Разворовали

монолог кинохудожника

То ли водка, выпитая за неделю, подступила к горлу, то ли давно забытые набухшие и спревшие воспоминания: как приехал в Измаил, город детства, когда-то порт, где все жили, как живут в детстве – ярко и дружно; как все схлынуло, исчезло, заглохло. За несколько лет до того похоронив мать и отца, отплевавшись от растолстевших и спившихся однокашников, зачем-то приехал снова с женой-литовкой, привез, так сказать, на родину. Кто вырос в Вильнюсе, легко ориентируется в любом городе, немудрено: в сплетении разнообразных кривых, в лабиринте несхожестей выныривать в нужный переулок, перекресток, поворот. А тут жена заблудилась, потому что все одинаковое: сломанные ограды, утащенные крышки люков – то и дело рухнешь, костей не соберешь. Вдоль набережной у разломанных причалов остовы сдохших суденышек, из которых все растащено до гайки. Единственно, что осталось от портовости городка – все покрашено в один цвет украденной шаровой краской – дома серые, как эсминцы в густом тумане без опознавательных огней. И вот жена пошла гулять и заблудилась, звонит: «Найди меня».

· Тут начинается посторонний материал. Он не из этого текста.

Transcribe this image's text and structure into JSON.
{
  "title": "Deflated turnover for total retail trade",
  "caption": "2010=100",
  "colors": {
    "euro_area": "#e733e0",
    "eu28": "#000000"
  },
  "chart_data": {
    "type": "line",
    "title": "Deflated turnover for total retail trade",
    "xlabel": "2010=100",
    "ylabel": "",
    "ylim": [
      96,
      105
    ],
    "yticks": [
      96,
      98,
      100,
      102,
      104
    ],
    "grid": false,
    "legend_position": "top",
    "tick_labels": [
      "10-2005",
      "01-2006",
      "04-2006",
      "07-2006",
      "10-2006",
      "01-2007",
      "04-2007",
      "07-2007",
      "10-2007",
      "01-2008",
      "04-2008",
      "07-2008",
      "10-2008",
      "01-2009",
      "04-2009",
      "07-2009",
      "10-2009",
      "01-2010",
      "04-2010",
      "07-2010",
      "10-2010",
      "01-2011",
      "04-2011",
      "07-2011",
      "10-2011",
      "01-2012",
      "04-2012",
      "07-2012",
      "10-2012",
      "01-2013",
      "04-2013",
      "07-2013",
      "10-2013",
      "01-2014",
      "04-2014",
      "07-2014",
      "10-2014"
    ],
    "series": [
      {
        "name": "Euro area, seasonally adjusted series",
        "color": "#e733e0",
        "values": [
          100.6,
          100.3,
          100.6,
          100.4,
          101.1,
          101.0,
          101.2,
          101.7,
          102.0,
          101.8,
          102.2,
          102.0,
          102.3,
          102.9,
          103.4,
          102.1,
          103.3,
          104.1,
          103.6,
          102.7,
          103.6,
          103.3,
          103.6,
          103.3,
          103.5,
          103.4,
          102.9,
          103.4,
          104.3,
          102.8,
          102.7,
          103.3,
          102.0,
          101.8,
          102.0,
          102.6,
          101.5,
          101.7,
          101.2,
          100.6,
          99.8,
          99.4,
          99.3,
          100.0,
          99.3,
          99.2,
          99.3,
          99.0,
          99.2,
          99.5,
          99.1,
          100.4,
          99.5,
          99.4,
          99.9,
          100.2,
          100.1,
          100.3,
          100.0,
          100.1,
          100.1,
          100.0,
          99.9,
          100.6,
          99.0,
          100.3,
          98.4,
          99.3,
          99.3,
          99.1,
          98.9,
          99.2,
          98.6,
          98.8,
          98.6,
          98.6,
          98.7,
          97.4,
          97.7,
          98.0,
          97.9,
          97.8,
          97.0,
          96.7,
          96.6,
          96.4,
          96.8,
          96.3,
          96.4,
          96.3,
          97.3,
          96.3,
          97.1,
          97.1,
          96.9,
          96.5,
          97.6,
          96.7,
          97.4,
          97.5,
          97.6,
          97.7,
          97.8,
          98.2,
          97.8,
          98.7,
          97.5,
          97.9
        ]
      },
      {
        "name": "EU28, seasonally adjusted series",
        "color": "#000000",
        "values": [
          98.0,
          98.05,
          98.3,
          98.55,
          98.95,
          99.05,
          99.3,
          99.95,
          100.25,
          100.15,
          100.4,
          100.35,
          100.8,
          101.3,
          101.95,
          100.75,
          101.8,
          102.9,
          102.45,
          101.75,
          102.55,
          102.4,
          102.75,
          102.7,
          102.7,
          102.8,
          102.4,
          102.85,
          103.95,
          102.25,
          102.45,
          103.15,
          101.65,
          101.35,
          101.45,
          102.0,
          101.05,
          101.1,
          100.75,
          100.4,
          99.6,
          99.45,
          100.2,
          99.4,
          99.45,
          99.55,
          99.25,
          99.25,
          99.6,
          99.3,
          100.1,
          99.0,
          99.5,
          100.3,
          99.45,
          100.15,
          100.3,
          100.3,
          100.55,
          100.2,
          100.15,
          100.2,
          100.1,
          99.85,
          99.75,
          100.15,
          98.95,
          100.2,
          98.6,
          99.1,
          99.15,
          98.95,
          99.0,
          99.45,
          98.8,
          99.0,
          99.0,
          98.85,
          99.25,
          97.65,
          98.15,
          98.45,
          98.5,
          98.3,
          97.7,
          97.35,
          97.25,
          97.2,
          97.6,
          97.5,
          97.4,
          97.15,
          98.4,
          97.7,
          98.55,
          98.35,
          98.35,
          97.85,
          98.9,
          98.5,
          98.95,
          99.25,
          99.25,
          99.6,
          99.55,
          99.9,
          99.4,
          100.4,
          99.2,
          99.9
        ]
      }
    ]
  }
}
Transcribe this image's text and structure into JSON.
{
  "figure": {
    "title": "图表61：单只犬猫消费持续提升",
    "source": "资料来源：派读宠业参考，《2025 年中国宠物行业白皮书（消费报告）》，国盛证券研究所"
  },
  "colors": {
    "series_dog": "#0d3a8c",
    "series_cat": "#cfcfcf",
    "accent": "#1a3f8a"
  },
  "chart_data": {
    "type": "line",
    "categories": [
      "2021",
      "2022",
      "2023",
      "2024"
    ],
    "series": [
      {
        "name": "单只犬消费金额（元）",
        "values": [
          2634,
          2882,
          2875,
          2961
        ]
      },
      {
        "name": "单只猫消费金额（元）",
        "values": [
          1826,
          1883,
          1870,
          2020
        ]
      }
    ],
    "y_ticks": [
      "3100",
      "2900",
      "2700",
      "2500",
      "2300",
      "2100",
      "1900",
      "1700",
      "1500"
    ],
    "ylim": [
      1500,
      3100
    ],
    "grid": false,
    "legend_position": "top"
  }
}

Холод, поздняя осень, разъезженная и растоптанная грязь дороги, фонари один через пять мрут тусклыми лампами, как светлячки на виселицах, резкий стылый ветер.
Когда-то было тепло, и шумели листья при вечернем бризе, и в каждом дворе загорался телеэкран, одна программа у всех – «Голубой огонек» – и общий звук плыл над городом, перекликающимся маревом, как шорох ветра по камышам. А мы сидели пацанами, все перемазанные глиной и в соломенной крошке: полдня для соседа лепили чмур, из которого потом он нарезал лампач, сушил на солнце и строил новый дом. За эту работу он награждал нас кинематографом: вешал на забор простыню и крутил с трофейного проектора «Ну, погоди!»
И вот перекресток, где был его дом: теперь это летний кабак без стекол из крашеного шаровой краской лампача. Резкий ветер раскачивает лампы под железными колпаками над пустыми, загаженными стлевшей листвой и грязью столами. И посреди площади в стылой грязи дохлая собака – вмерзла, влипла в суглинок. Весь бок изъеден и ребра торчат, как остов выброшенного на берег баркаса, и другая худющая бродяга рвет с нее клок сгнившего мяса, мешая рычанье со скулежом. А на другом углу стоит моя жена Гинтаре.
Был же город, было детство, была жизнь.
За каких-то десять лет цыгане, торгуя бухлом и наркотой, опустили, уничтожили, изгрызли все. Только ребра торчат в замерзлой грязи, и рвут уже последний клок.
Вот тебе и «Ну, погоди!» на прибитой к дощатому забору простыне.